Dalam pembangunan republik ini, sejak
1970-an pendidikan kerap dianggap kemewahan, bukan kebutuhan. Penyediaan
pendidikan bermutu dinomorduakan dibanding penguatan ekonomi. Kebijakan
seperti ini berbahaya.
Budaya
pendidikan dunia memodelkan pembangunan berdasarkan intelektualitas.
Karena sumber daya alam terbatas serta jagat semesta rentan terhadap
gangguan, pembangunan berkelanjutan perlu berpusat pada intelektualitas.
Implikasi dari model ini, masyarakat belajar serta budaya belajarnya
yang tumbuh mengakar jadi penggerak utama pembangunan setiap negara.
Suka atau tidak, pendidikan merupakan
lokomotif terdepan pembangunan. Kesejahteraan bangsa serta kekokohan
ekonomi bergantung mutlak pada pendidikan. Ekonomi kokoh dapat dicapai
jika pendidikan kuat.
Penerapan model ini butuh prasyarat:
tujuan pendidikan negara harus dirumuskan dengan akurat. Kecakapan yang
diperkirakan dibutuhkan di masa depan harus dikenali dan dianalisis.
Dari sana kemudian dibuat standar pendidikan. Oleh karena itu,
pertanyaan utama dan pertama yang mutlak dikaji pemimpin negara adalah:
“Kecakapan strategis apa yang perlu dibelajarkan?”
Kecakapan abad ke-21
Di pengujung abad ke-20, dua
peneliti-Richard J Murnane (Harvard Kennedy School) dan Frank Levy
(MIT)-melakukan riset bersama guna menjawab pertanyaan di atas. Murnane
(pakar kebijakan pendidikan) dan Levy (pakar ekonomi urban) mengkaji
kecenderungan jenis kecakapan yang kian dibutuhkan dan tak dibutuhkan
dunia kerja.
Berdasarkan data tahun 1969-1998, mereka
mengungkapkan bahwa kecakapan memecahkan masalah tak rutin dan
kecakapan berkomunikasi kompleks semakin dibutuhkan. Pada saat komputer
serta teknologi informasi semakin berdaya, banyak masalah rutin dapat
dipecahkan oleh mesin. Sebaliknya, manusia justru semakin dibutuhkan
pada pemecahan masalah tidak rutin. Kecakapan kedua yang juga semakin
dibutuhkan adalah kecakapan berkomunikasi kompleks, seperti kecakapan
seorang manajer dalam memotivasi stafnya.
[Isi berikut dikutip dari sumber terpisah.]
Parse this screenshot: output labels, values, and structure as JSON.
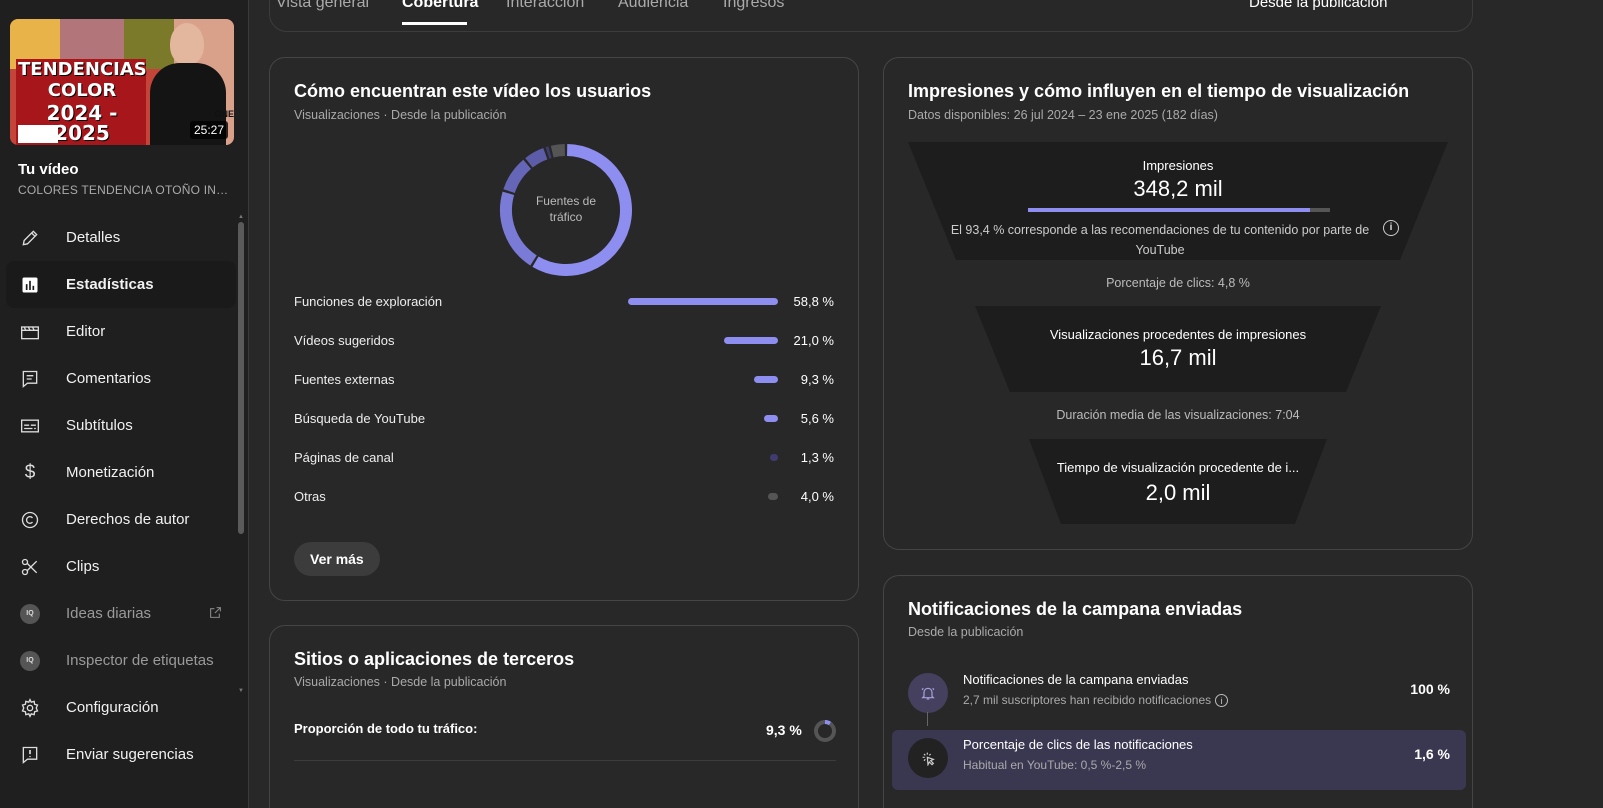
{
  "tabs": {
    "overview": "Vista general",
    "reach": "Cobertura",
    "engagement": "Interacción",
    "audience": "Audiencia",
    "revenue": "Ingresos",
    "date_range": "Desde la publicación"
  },
  "video": {
    "thumb_line1": "TENDENCIAS",
    "thumb_line2": "COLOR",
    "thumb_line3": "2024 - 2025",
    "thumb_corner": "ONE",
    "duration": "25:27",
    "heading": "Tu vídeo",
    "title": "COLORES TENDENCIA OTOÑO INVIE..."
  },
  "sidebar": {
    "items": [
      {
        "label": "Detalles",
        "icon": "pencil-icon"
      },
      {
        "label": "Estadísticas",
        "icon": "analytics-icon"
      },
      {
        "label": "Editor",
        "icon": "editor-icon"
      },
      {
        "label": "Comentarios",
        "icon": "comments-icon"
      },
      {
        "label": "Subtítulos",
        "icon": "subtitles-icon"
      },
      {
        "label": "Monetización",
        "icon": "dollar-icon"
      },
      {
        "label": "Derechos de autor",
        "icon": "copyright-icon"
      },
      {
        "label": "Clips",
        "icon": "scissors-icon"
      },
      {
        "label": "Ideas diarias",
        "icon": "vidiq-icon"
      },
      {
        "label": "Inspector de etiquetas",
        "icon": "vidiq-icon"
      },
      {
        "label": "Configuración",
        "icon": "gear-icon"
      },
      {
        "label": "Enviar sugerencias",
        "icon": "feedback-icon"
      }
    ],
    "vidiq_badge": "IQ"
  },
  "traffic": {
    "title": "Cómo encuentran este vídeo los usuarios",
    "subtitle": "Visualizaciones · Desde la publicación",
    "donut_label_line1": "Fuentes de",
    "donut_label_line2": "tráfico",
    "sources": [
      {
        "name": "Funciones de exploración",
        "pct": "58,8 %",
        "value": 58.8
      },
      {
        "name": "Vídeos sugeridos",
        "pct": "21,0 %",
        "value": 21.0
      },
      {
        "name": "Fuentes externas",
        "pct": "9,3 %",
        "value": 9.3
      },
      {
        "name": "Búsqueda de YouTube",
        "pct": "5,6 %",
        "value": 5.6
      },
      {
        "name": "Páginas de canal",
        "pct": "1,3 %",
        "value": 1.3
      },
      {
        "name": "Otras",
        "pct": "4,0 %",
        "value": 4.0
      }
    ],
    "more_button": "Ver más"
  },
  "third_party": {
    "title": "Sitios o aplicaciones de terceros",
    "subtitle": "Visualizaciones · Desde la publicación",
    "share_label": "Proporción de todo tu tráfico:",
    "share_value": "9,3 %",
    "share_fraction": 0.093
  },
  "funnel": {
    "title": "Impresiones y cómo influyen en el tiempo de visualización",
    "subtitle": "Datos disponibles: 26 jul 2024 – 23 ene 2025 (182 días)",
    "impressions_label": "Impresiones",
    "impressions_value": "348,2 mil",
    "recommended_fraction": 0.934,
    "recommended_note": "El 93,4 % corresponde a las recomendaciones de tu contenido por parte de YouTube",
    "ctr": "Porcentaje de clics: 4,8 %",
    "views_label": "Visualizaciones procedentes de impresiones",
    "views_value": "16,7 mil",
    "avg_duration": "Duración media de las visualizaciones: 7:04",
    "watch_time_label": "Tiempo de visualización procedente de i...",
    "watch_time_value": "2,0 mil"
  },
  "bell": {
    "title": "Notificaciones de la campana enviadas",
    "subtitle": "Desde la publicación",
    "rows": [
      {
        "name": "Notificaciones de la campana enviadas",
        "desc": "2,7 mil suscriptores han recibido notificaciones",
        "pct": "100 %"
      },
      {
        "name": "Porcentaje de clics de las notificaciones",
        "desc": "Habitual en YouTube: 0,5 %-2,5 %",
        "pct": "1,6 %"
      }
    ]
  },
  "colors": {
    "accent": "#8d8ef0",
    "accent_dark": "#5c5ca8",
    "muted_bar": "#3e3c70",
    "gray_bar": "#555555",
    "card_bg": "#282828"
  }
}
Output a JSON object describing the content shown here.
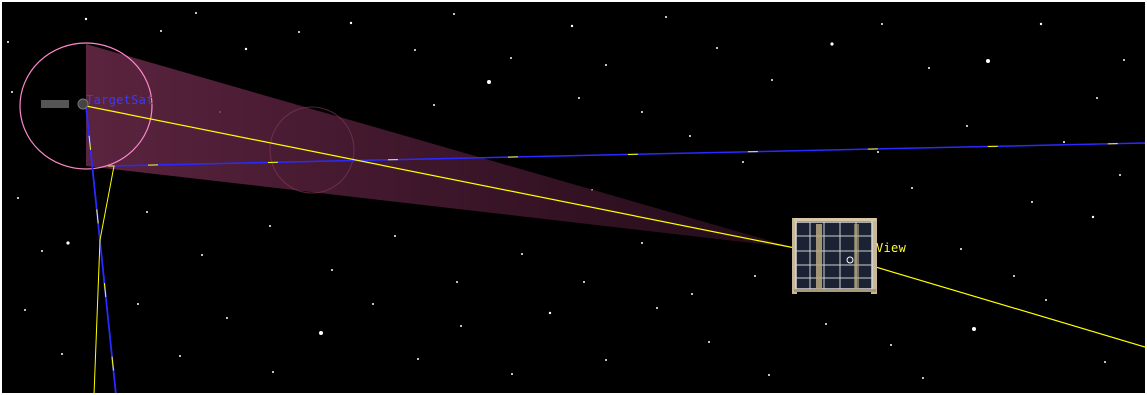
{
  "view": {
    "background_color": "#000000",
    "frame_color": "#ffffff"
  },
  "target": {
    "label": "TargetSat",
    "label_color": "#3a3aff",
    "sensor_circle_color": "#ff88cc",
    "sensor_cone_color": "#6b2a4a"
  },
  "observer": {
    "label": "View",
    "label_color": "#ffff33",
    "model": "cubesat"
  },
  "lines": {
    "orbit_color": "#2a2aff",
    "los_color": "#ffff00"
  }
}
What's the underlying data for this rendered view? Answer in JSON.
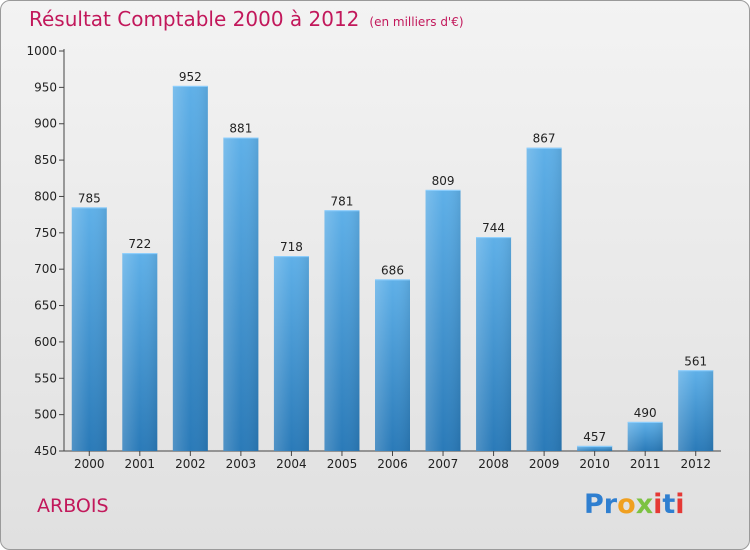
{
  "chart_data": {
    "type": "bar",
    "title": "Résultat Comptable 2000 à 2012",
    "subtitle": "(en milliers d'€)",
    "categories": [
      "2000",
      "2001",
      "2002",
      "2003",
      "2004",
      "2005",
      "2006",
      "2007",
      "2008",
      "2009",
      "2010",
      "2011",
      "2012"
    ],
    "values": [
      785,
      722,
      952,
      881,
      718,
      781,
      686,
      809,
      744,
      867,
      457,
      490,
      561
    ],
    "ylim": [
      450,
      1000
    ],
    "yticks": [
      450,
      500,
      550,
      600,
      650,
      700,
      750,
      800,
      850,
      900,
      950,
      1000
    ],
    "xlabel": "",
    "ylabel": "",
    "grid": false,
    "colors": {
      "bar_top": "#5fb0e8",
      "bar_bottom": "#2a7ab8",
      "title": "#c2185b"
    }
  },
  "place": "ARBOIS",
  "logo": {
    "letters": [
      {
        "ch": "P",
        "color": "#2f7fd0"
      },
      {
        "ch": "r",
        "color": "#2f7fd0"
      },
      {
        "ch": "o",
        "color": "#f0a020"
      },
      {
        "ch": "x",
        "color": "#7cc242"
      },
      {
        "ch": "i",
        "color": "#e53935"
      },
      {
        "ch": "t",
        "color": "#2f7fd0"
      },
      {
        "ch": "i",
        "color": "#e53935"
      }
    ]
  }
}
Hal yang paling drastis menurun
kebutuhannya adalah kecakapan kognitif rutin. Kecakapan seperti
menghafal serta kecakapan berpikir tingkat rendah semakin tak
diperlukan.
Berdasar penelitian itu, Organisation
for Economic Co-operation and Development (OECD) merumuskan Programme
for International Student Assessment (PISA) guna menjawab pertanyaan:
“Seberapa siap pelajar di dunia di akhir masa wajib sekolahnya, yakni
umur 15, untuk menguasai kecakapan abad ke-21?”
Untuk Indonesia, hasilnya memang buruk.
Ini dapat dibaca di situs OECD. Mengapa pelajar kita begitu buruk
pencapaiannya di PISA? Kita pasti sepakat anak-anak kita tidak bodoh.
Lalu, mengapa hasilnya buruk?
Jawabnya sederhana. Anak- anak kita
telah ditunjukkan arah belajar kecakapan yang salah. Analoginya,
anak-anak kita seperti dibekali kompas yang rusak untuk berpetualang.
Mereka dibuat fokus mengejar kecakapan kedaluwarsa, seperti kognitif
rutin itu. Sebaliknya, anak-anak kita sangat jarang diberi kesempatan
mengembangkan kecakapan abad ke-21, seperti bernalar tingkat tinggi.
Insentif bagi pelajar yang berhasil
mengembangkan kecakapan modern tersebut justru nyaris tak terdengar.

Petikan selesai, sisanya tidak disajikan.